Si l’on pouvait appliquer un mot divin à ces petites persécutions qui arrêtent un instant, puis fécondent le progrès à travers les siècles, nous dirions que la plus curieuse de toutes les histoires à faire est celle des calvaires triomphants.

Dans cette comédie bizarre et terrible que nous mettrons bientôt en scène sous ce titre : Numéro treize, le docteur Germain Patou aura un rôle.

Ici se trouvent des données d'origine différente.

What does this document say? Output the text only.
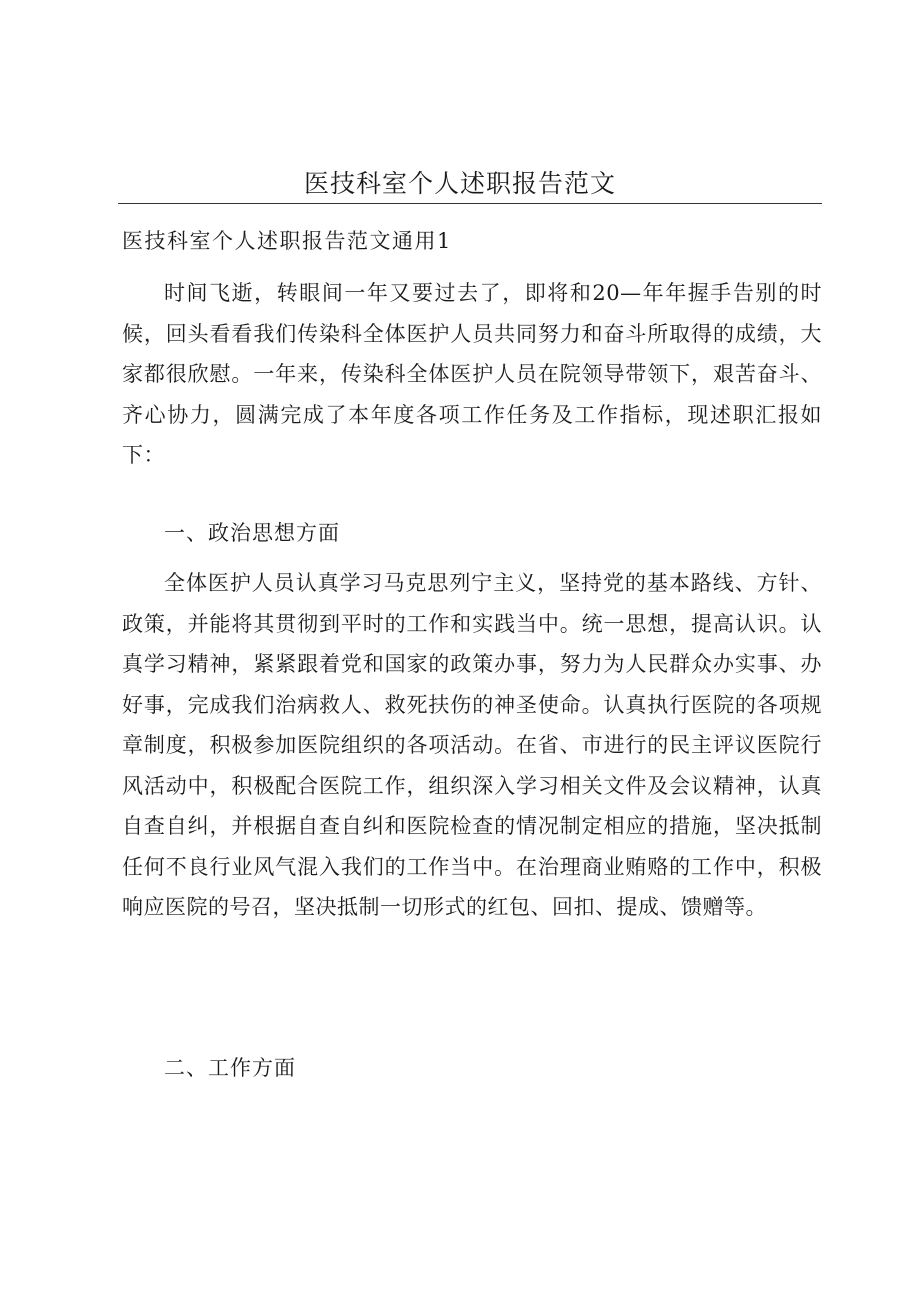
医技科室个人述职报告范文

医技科室个人述职报告范文通用1

时间飞逝，转眼间一年又要过去了，即将和20—年年握手告别的时候，回头看看我们传染科全体医护人员共同努力和奋斗所取得的成绩，大家都很欣慰。一年来，传染科全体医护人员在院领导带领下，艰苦奋斗、齐心协力，圆满完成了本年度各项工作任务及工作指标，现述职汇报如下：

一、政治思想方面

全体医护人员认真学习马克思列宁主义，坚持党的基本路线、方针、政策，并能将其贯彻到平时的工作和实践当中。统一思想，提高认识。认真学习精神，紧紧跟着党和国家的政策办事，努力为人民群众办实事、办好事，完成我们治病救人、救死扶伤的神圣使命。认真执行医院的各项规章制度，积极参加医院组织的各项活动。在省、市进行的民主评议医院行风活动中，积极配合医院工作，组织深入学习相关文件及会议精神，认真自查自纠，并根据自查自纠和医院检查的情况制定相应的措施，坚决抵制任何不良行业风气混入我们的工作当中。在治理商业贿赂的工作中，积极响应医院的号召，坚决抵制一切形式的红包、回扣、提成、馈赠等。

二、工作方面
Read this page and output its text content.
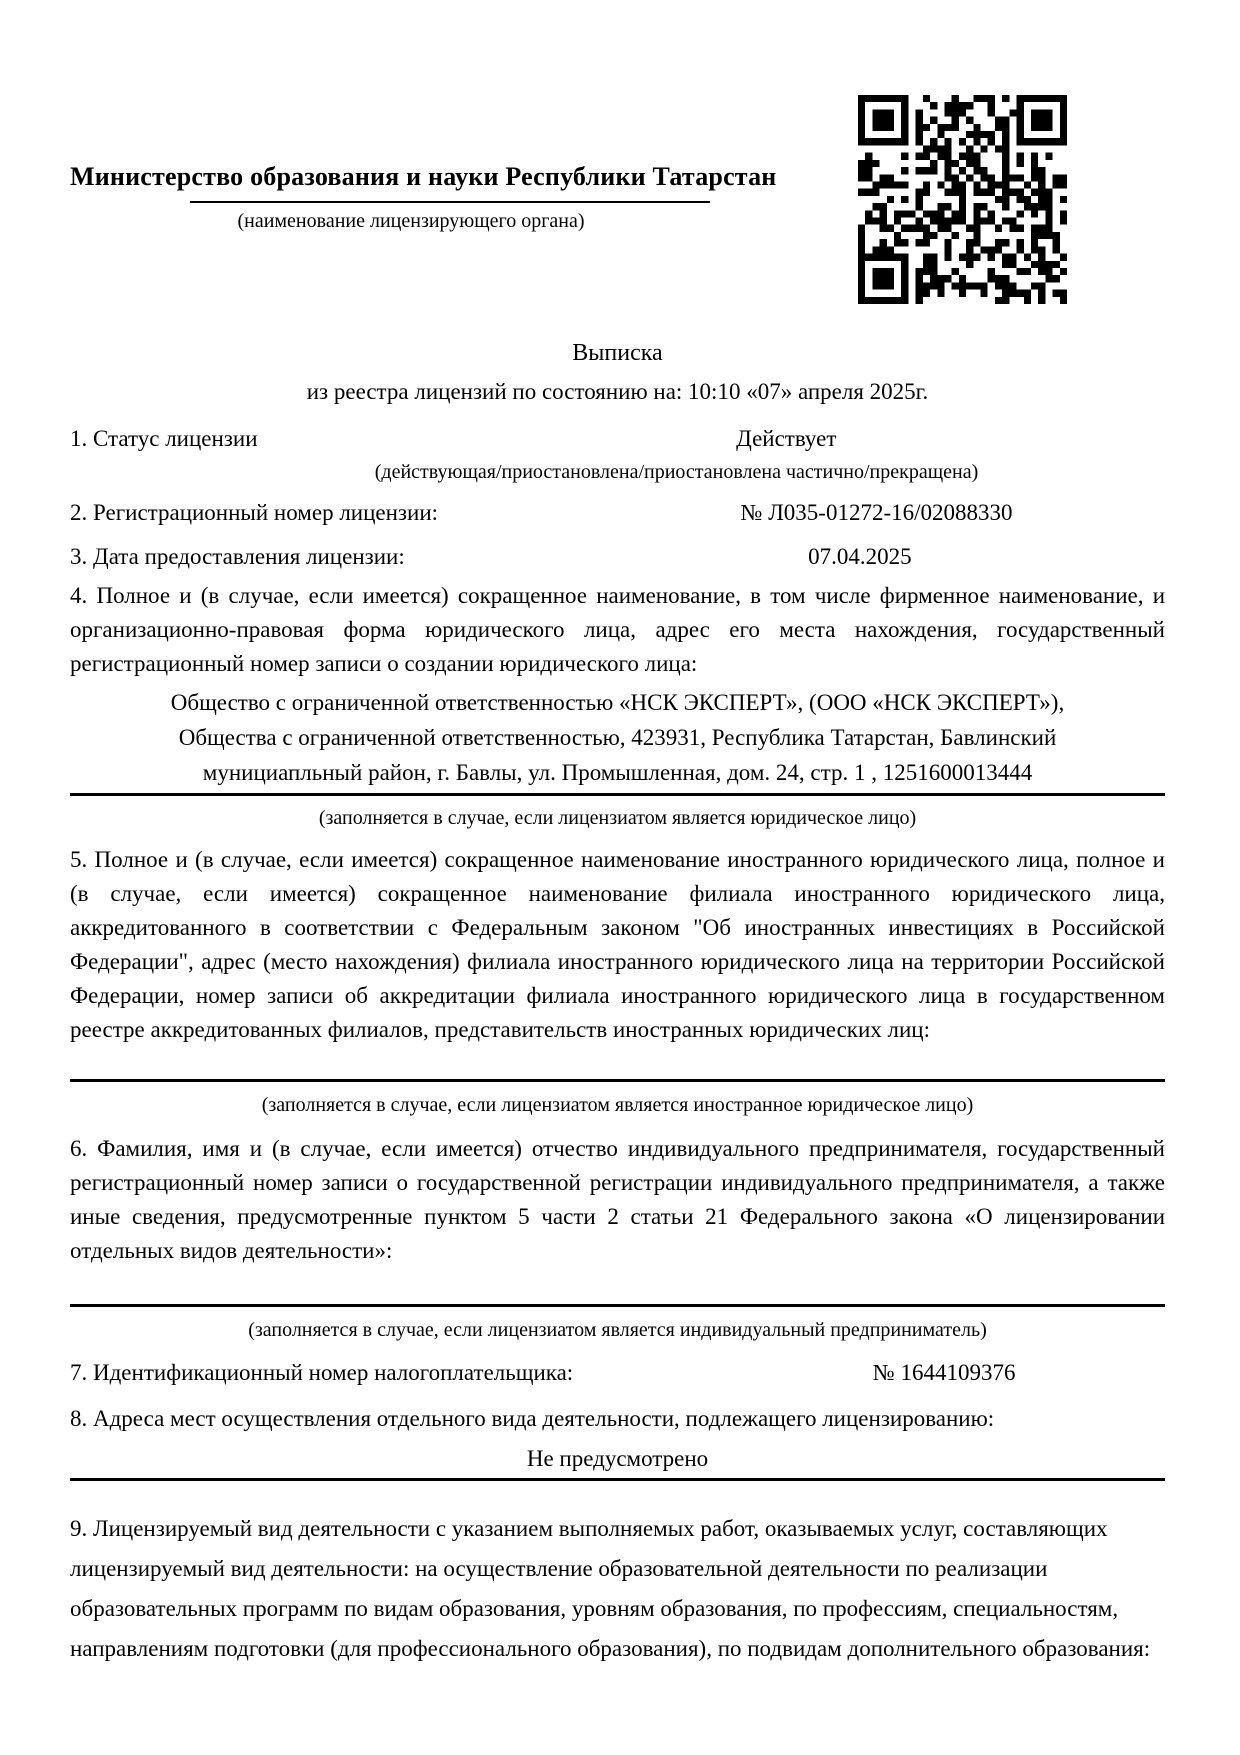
Министерство образования и науки Республики Татарстан
(наименование лицензирующего органа)
Выписка
из реестра лицензий по состоянию на: 10:10 «07» апреля 2025г.
1. Статус лицензии	Действует
(действующая/приостановлена/приостановлена частично/прекращена)
2. Регистрационный номер лицензии:	№ Л035-01272-16/02088330
3. Дата предоставления лицензии:	07.04.2025
4. Полное и (в случае, если имеется) сокращенное наименование, в том числе фирменное наименование, и организационно-правовая форма юридического лица, адрес его места нахождения, государственный регистрационный номер записи о создании юридического лица:
Общество с ограниченной ответственностью «НСК ЭКСПЕРТ», (ООО «НСК ЭКСПЕРТ»),
Общества с ограниченной ответственностью, 423931, Республика Татарстан, Бавлинский
мунициапльный район, г. Бавлы, ул. Промышленная, дом. 24, стр. 1 , 1251600013444
(заполняется в случае, если лицензиатом является юридическое лицо)
5. Полное и (в случае, если имеется) сокращенное наименование иностранного юридического лица, полное и (в случае, если имеется) сокращенное наименование филиала иностранного юридического лица, аккредитованного в соответствии с Федеральным законом "Об иностранных инвестициях в Российской Федерации", адрес (место нахождения) филиала иностранного юридического лица на территории Российской Федерации, номер записи об аккредитации филиала иностранного юридического лица в государственном реестре аккредитованных филиалов, представительств иностранных юридических лиц:
(заполняется в случае, если лицензиатом является иностранное юридическое лицо)
6. Фамилия, имя и (в случае, если имеется) отчество индивидуального предпринимателя, государственный регистрационный номер записи о государственной регистрации индивидуального предпринимателя, а также иные сведения, предусмотренные пунктом 5 части 2 статьи 21 Федерального закона «О лицензировании отдельных видов деятельности»:
(заполняется в случае, если лицензиатом является индивидуальный предприниматель)
7. Идентификационный номер налогоплательщика:	№ 1644109376
8. Адреса мест осуществления отдельного вида деятельности, подлежащего лицензированию:
Не предусмотрено
9. Лицензируемый вид деятельности с указанием выполняемых работ, оказываемых услуг, составляющих лицензируемый вид деятельности: на осуществление образовательной деятельности по реализации образовательных программ по видам образования, уровням образования, по профессиям, специальностям, направлениям подготовки (для профессионального образования), по подвидам дополнительного образования:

Le patron répondit ainsi à sa dernière question :

— Petit homme, tu ne parles pas toujours avec assez de respect des choses qui sont à ma garde. Je n’aime pas la plaisanterie à ce sujet ; mais tu vaux mieux que ton ironie, et l’on dit que pour le métier que tu as choisi il n’est pas mauvais de s’endurcir un peu le cœur. Je t’ai connu enfant ; je n’ai pas fait pour toi tout ce que j’aurais voulu.

Patou l’interrompit par une nouvelle pression de main.

— Halte-là, s’écria-t-il. Vous m’avez donné deux fois du pain, monsieur Sévérin, prononça-t-il avec une profonde émotion qui vous eût étonne bien plus encore que l’entrechat à quatre compartiments : le pain du corps et celui de l’âme ; c’est par vous que j’ai vécu, c’est par vous que j’ai étudié ; si je domine mes camarades à l’école, c’est que vous m’avez, ouvert ce sombre amphithéâtre près duquel vous dormez, miséricordieux et calme, comme la bonté incarnée de Dieu…

Sur la main du patron une larme tomba.

— Tu es un bon petit gars ! murmura-t-il, merci.

— Je serai ce que l’avenir voudra, repartit Patou, qui redressa sa courte taille. Je n’en sais rien, mais je puis répondre du présent et vous dire que, sur un signe de vous, je me jetterais dans l’eau ou dans le feu, à votre choix !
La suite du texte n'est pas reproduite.